Operationally, Gallego said investments improved punctuality and net promoter scores. At British Airways, management said on-time performance exceeded 80%, the best since 2014 and a 20-point increase versus 2023. Gallego also highlighted a groupwide partnership with Starlink to provide high-speed connectivity, with the first Starlink-enabled British Airways aircraft expected to enter service in “a few weeks.”
On supply chain and engine availability, management said aircraft manufacturers are expected to deliver 17 aircraft in 2026, with buffers for potential delays. However, executives cited ongoing engine constraints: GE engine spare shortages affecting Iberia’s A330s, GTF-related groundings at Vueling (averaging about 16 aircraft grounded), and British Airways 787s grounded due to a “growth issue,” with recovery targeted for May.
On sustainability, Gallego said IAG increased sustainable aviation fuel usage to 3.3% of total fuel volumes from 1.9% in 2024 and reported carbon intensity of 77.5 grams of CO2 per passenger kilometer, ahead of target.
About International Consolidated Airlines Group (LON:IAG)

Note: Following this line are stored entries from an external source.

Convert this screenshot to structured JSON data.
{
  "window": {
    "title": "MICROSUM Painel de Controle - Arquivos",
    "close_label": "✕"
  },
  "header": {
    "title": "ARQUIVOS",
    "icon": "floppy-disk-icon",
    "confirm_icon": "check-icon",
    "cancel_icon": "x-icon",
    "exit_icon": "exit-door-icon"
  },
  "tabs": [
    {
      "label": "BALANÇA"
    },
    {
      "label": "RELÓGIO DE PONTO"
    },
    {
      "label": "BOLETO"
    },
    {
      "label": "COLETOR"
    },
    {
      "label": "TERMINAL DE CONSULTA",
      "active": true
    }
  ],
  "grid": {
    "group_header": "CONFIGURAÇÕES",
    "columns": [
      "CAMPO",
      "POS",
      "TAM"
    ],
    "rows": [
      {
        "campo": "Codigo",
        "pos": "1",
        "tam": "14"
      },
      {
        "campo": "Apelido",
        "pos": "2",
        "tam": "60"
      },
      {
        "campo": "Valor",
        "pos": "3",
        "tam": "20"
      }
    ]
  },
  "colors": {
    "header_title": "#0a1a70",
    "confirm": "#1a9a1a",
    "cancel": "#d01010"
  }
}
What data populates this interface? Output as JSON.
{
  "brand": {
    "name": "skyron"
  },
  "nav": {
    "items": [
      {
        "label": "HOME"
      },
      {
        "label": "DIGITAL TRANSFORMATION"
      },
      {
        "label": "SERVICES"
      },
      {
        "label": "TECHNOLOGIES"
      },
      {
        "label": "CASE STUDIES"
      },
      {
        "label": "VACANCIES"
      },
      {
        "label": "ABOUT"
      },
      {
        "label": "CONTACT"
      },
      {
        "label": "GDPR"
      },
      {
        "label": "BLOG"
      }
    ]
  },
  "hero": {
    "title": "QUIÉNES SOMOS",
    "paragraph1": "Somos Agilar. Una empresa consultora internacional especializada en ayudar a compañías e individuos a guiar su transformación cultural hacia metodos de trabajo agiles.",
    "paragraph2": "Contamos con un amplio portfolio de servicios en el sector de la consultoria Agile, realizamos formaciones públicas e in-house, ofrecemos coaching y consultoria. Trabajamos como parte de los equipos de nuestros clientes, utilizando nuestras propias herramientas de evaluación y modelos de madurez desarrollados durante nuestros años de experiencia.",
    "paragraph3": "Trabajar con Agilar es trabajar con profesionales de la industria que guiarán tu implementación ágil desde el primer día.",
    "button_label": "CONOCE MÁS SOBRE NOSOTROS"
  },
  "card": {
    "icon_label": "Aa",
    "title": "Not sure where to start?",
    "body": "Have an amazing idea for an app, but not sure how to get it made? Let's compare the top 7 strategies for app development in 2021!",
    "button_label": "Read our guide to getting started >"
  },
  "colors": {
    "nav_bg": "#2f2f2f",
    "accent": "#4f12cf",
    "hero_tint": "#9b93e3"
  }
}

International Consolidated Airlines Group SA, together with its subsidiaries, engages in the provision of passenger and cargo transportation services in the United Kingdom, Spain, the United States, and rest of the world. It also provides aircraft leasing, aircraft maintenance, tour operation, air freight operations, call centre, ground handling, trustee, retail, IT, finance, procurement, storage and custody, aircraft technical assistance, human resources support, and airport infrastructure development services; and manages airline loyalty programmes.